Aber untypisch für Herrn Lynch .. nicht so schräg und abgedreht (was ich auch sehr mag ) wie seine restlichen Sachen..aber so beweist er halt daß er auch anders kann..
wirklich zu empfehlen!




Bewertung: 5 out of 5 stars - * Ein amerikanischer Heimatfilm ...
The Straight Story, die Geschichte vom alten Mann, der durch den halben Kontinent reist, um seinen Bruder nochmal zu sehen ist für mich eine Art amerikanischer Heimatfilm. Das ganze ist absolut nicht im negativen Sinne zu sehen. Aber es gibt hier ein paar Dinge, die typisch sind. An vielen Stellen fällt die Betonung der Wichtigkeit der familiären Verwurzelung auf, die auch über weite Entfernungen erhalten bleibt. Das ist typisch für die amerikanischen Vorstellungen und auch das Hauptelement in diesem Film. Weitere Punkte sind das "Unterwegssein" sich weiterbewegen, das Bewußtsein für einen "Auftrag" den man sich selbst stellt und der Glaube an die eigenen Fähigkeiten. Auch werden hier die typischen Landschaften des Mittleren Westens gezeigt. Es ist ein ruhiger Film, der allerdings keine Längen hat. Man merkt aber an vielen Stellen schon, das David Lynch hier die Regie geführt hat, oft kommt es zum Einbruch leicht fantastisch angehauchter Elemente, wie z.B. der Story mit der Frau, die ständig unbeabsichtigt Rehe überfährt. Ein schöner Film, der auch besonders durch seine Musik besticht und den man sich gerne anguckt.



Bewertung: 5 out of 5 stars - Vom Getriebensein eines Herzens, das Versöhnung sucht
Als Lyle Straight einen Schlaganfall erleidet, macht sich sein gesundheitlich ebenfalls angeschlagener Bruder Alvin (73) auf den Weg zu ihm, von Iowa nach Wisconsin, um einen 10-jährigen Bruderstreit beizulegen.

Da keine andere Fortbewegungsmöglichkeit für den mittlerweile augenkranken Alvin in Frage kommt, fährt er einen John-Deere-Rasenmäher mit Anhänger, in welchem er auch übernachtet.
Allerhand Begegnungen auf und neben der Straße bereichern den an und für sich vorhersehbaren und wenig aufregenden "Plot" auch gefühlsmäßig mit zentralen Themen des Menschseins wie Schuld, Versagen, Frieden, Hilfsbereitschaft, Beistand, etc.

Die tiefe Sehnsucht nach Versöhnung mit dem Bruder, die der Schauspieler Richard Farnsworth auch ohne Worte äußerst glaubwürdig vermittelt hat auch mich als Zuschauer ein Stück weit ergriffen.
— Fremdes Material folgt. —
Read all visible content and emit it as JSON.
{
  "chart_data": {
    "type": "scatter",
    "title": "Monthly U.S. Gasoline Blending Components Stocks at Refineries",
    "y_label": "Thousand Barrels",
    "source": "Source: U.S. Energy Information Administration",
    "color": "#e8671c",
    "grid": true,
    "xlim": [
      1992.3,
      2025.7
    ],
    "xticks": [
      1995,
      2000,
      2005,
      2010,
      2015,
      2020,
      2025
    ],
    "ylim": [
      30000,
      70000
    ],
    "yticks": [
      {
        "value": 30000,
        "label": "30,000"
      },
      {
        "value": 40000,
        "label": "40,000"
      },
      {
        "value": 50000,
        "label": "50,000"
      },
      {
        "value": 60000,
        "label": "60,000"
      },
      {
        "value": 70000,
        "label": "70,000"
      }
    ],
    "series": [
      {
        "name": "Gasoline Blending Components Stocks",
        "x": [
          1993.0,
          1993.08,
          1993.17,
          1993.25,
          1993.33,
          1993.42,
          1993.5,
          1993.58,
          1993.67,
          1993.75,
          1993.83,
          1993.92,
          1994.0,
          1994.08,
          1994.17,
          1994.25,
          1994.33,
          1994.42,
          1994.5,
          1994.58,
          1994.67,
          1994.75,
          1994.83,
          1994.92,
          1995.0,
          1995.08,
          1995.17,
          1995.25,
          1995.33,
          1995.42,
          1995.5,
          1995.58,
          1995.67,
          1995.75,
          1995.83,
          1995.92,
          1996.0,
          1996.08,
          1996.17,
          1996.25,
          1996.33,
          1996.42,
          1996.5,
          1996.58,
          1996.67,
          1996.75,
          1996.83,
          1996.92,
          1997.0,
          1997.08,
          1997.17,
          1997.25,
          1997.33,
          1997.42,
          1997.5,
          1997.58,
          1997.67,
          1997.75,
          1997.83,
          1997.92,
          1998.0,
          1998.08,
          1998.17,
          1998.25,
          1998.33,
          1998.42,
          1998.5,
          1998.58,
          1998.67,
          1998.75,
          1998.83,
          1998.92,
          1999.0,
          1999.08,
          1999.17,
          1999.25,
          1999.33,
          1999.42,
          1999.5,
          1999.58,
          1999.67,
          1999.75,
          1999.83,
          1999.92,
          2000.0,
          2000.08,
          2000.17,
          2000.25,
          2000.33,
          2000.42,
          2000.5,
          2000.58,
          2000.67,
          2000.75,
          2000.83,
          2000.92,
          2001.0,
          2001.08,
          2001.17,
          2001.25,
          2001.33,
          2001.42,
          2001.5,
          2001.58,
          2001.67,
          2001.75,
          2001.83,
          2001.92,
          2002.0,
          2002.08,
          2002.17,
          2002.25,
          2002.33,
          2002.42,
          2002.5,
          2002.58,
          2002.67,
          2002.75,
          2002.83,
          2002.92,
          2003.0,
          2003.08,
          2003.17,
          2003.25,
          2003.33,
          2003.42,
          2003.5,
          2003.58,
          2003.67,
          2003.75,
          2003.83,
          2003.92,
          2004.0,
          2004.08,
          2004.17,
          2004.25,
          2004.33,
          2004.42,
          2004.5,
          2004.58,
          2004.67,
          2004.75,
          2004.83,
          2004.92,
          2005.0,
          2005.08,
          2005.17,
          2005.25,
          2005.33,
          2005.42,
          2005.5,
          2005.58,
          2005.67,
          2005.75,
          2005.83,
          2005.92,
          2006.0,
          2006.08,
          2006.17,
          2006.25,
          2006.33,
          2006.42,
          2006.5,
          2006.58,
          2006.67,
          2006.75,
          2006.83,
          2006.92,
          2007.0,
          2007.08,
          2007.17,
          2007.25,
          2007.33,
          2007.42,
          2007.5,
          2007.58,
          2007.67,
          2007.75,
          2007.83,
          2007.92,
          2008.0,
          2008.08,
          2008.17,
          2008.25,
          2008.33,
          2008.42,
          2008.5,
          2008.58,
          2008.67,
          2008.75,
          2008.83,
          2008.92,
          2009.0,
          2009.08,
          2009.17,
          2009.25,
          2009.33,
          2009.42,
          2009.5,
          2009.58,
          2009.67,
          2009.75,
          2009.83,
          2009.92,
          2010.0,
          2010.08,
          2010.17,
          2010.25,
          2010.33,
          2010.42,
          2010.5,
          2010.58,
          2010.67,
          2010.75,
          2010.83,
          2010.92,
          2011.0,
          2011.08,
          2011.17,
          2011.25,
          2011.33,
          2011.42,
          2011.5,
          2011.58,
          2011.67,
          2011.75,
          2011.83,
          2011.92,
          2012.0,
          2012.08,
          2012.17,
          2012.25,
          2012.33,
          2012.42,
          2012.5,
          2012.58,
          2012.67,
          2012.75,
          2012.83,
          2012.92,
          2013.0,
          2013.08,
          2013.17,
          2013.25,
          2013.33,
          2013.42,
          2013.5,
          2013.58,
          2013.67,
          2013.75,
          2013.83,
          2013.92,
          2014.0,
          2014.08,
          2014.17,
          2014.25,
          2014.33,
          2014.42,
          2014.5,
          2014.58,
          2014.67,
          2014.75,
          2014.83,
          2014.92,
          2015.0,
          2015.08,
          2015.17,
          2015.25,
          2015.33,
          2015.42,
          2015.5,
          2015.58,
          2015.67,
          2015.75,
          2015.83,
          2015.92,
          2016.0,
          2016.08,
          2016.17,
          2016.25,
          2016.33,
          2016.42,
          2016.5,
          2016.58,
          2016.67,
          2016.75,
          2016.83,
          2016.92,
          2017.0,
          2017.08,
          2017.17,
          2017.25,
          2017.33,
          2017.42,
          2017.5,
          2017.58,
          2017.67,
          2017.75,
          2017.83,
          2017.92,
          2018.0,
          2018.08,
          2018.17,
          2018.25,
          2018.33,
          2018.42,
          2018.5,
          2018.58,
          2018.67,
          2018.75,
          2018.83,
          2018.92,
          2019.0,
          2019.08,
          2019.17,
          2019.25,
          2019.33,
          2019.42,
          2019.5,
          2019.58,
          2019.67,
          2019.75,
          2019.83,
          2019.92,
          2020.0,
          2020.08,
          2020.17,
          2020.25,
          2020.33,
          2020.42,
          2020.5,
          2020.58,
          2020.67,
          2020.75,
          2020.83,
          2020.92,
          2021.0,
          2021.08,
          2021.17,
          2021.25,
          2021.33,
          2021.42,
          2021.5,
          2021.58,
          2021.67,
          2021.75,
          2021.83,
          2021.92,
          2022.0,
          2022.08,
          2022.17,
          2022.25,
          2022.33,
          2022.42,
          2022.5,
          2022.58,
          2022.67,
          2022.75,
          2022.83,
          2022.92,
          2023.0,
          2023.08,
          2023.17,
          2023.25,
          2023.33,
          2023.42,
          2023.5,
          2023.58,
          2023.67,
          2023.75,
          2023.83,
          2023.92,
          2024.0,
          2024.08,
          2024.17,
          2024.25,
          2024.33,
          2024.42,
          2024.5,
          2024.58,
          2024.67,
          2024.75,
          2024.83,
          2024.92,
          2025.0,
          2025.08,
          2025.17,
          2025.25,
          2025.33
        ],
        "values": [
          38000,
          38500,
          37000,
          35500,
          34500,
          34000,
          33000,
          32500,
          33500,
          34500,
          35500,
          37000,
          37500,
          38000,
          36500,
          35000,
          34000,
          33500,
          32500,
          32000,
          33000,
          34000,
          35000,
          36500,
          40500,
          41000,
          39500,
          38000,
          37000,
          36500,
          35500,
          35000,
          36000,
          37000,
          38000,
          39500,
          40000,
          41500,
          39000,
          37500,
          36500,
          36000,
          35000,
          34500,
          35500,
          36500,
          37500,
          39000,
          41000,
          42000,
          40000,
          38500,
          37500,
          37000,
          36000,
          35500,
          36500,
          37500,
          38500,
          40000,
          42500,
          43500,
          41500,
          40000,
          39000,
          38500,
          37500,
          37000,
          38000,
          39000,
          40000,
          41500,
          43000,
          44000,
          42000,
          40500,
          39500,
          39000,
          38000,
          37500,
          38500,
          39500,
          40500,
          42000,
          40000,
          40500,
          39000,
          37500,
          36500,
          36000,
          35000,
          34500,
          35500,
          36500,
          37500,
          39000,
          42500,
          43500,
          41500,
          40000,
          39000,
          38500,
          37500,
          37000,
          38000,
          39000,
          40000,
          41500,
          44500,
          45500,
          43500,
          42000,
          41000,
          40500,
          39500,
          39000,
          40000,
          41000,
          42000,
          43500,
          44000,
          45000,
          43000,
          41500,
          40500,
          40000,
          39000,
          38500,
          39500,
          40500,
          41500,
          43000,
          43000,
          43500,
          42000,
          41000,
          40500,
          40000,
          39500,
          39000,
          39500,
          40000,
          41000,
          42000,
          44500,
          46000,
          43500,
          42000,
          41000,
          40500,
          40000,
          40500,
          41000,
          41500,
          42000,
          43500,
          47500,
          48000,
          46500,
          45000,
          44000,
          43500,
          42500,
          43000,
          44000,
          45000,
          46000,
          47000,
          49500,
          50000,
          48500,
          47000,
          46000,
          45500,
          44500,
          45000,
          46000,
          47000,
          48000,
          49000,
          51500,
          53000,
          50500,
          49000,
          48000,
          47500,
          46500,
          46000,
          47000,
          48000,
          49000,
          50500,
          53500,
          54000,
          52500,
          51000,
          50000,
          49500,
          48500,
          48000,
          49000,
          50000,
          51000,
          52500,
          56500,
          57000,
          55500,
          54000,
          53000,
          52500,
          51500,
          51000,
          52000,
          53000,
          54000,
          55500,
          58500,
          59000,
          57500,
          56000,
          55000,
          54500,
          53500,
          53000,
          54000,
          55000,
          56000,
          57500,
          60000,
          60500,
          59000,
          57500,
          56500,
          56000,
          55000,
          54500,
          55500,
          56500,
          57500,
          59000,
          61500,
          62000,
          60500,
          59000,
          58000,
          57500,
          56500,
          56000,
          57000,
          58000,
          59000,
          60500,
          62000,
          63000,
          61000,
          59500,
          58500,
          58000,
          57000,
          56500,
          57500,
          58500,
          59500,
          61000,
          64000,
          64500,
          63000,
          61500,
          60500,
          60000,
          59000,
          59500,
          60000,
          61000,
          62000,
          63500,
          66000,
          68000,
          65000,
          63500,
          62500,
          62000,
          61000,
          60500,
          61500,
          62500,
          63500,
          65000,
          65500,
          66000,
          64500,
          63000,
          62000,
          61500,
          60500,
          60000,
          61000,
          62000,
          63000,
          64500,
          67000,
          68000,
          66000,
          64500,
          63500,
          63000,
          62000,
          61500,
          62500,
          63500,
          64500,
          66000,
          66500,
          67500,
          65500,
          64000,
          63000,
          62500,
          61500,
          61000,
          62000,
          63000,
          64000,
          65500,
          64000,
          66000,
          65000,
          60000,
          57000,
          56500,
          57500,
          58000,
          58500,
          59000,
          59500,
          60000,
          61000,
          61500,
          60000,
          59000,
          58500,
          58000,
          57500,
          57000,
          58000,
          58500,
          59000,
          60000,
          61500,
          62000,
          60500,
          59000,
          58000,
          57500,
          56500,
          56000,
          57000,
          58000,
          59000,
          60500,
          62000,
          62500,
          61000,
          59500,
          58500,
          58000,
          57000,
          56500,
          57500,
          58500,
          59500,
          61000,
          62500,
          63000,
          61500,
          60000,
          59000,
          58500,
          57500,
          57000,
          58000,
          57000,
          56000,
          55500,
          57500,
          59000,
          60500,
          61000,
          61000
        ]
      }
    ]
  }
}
Und man hofft, je näher Alvin zum Anwesen des Bruders kommt, daß dieser noch leben möge und die so wichtige Aussöhnung auch stattfinden und gelingen kann.

An wenigen Stellen muß man zwar etwas lauter drehen, weil die Dialoge etwas leise geraten sind, aber insgesamt verdient dieser Film auf jeden Fall die volle Punktzahl, und wenn es einen weiteren für "Mitmenschlichkeit" gäbe, dann würde ich sie diesem Werk gerne geben, weil der Film das Bewußtsein und die Aufmerksamkeit des Zuschauers sehr gekonnt auf diese wunderbare Tugend lenkt.

Danke für diesen wertvollen Film!



Bewertung: 5 out of 5 stars - * Die Kunst der Ruhe ...
Dieser Film ist ein wahres Meisterwerk und so anders als alles bisher. Hier gibt es keine Action, Schlägereien oder Megacrashs sondern eine liebevoll und behutsam erzählte Geschichte, wie sie nur das wahre Leben schreiben kann. David Lynch schafft es den Zuschauer bei Laune zu halten obwohl, den ganzen Film über nicht viel passiert. Alleine dafür schon 5 Sterne. Ab der ersten Minute versprüht dieser Film eine Ruhe und Ausgeglichenheit, die einen sofort mitreisst. Auch der Soundtrack ist absolut perfekt auf die Bilder abgestimmt.

Fazit: Ein absolut sehenswerter Film um Brüderlichkeit, Willensstärke und die Ruhe, die den meisten Menschen fehlt.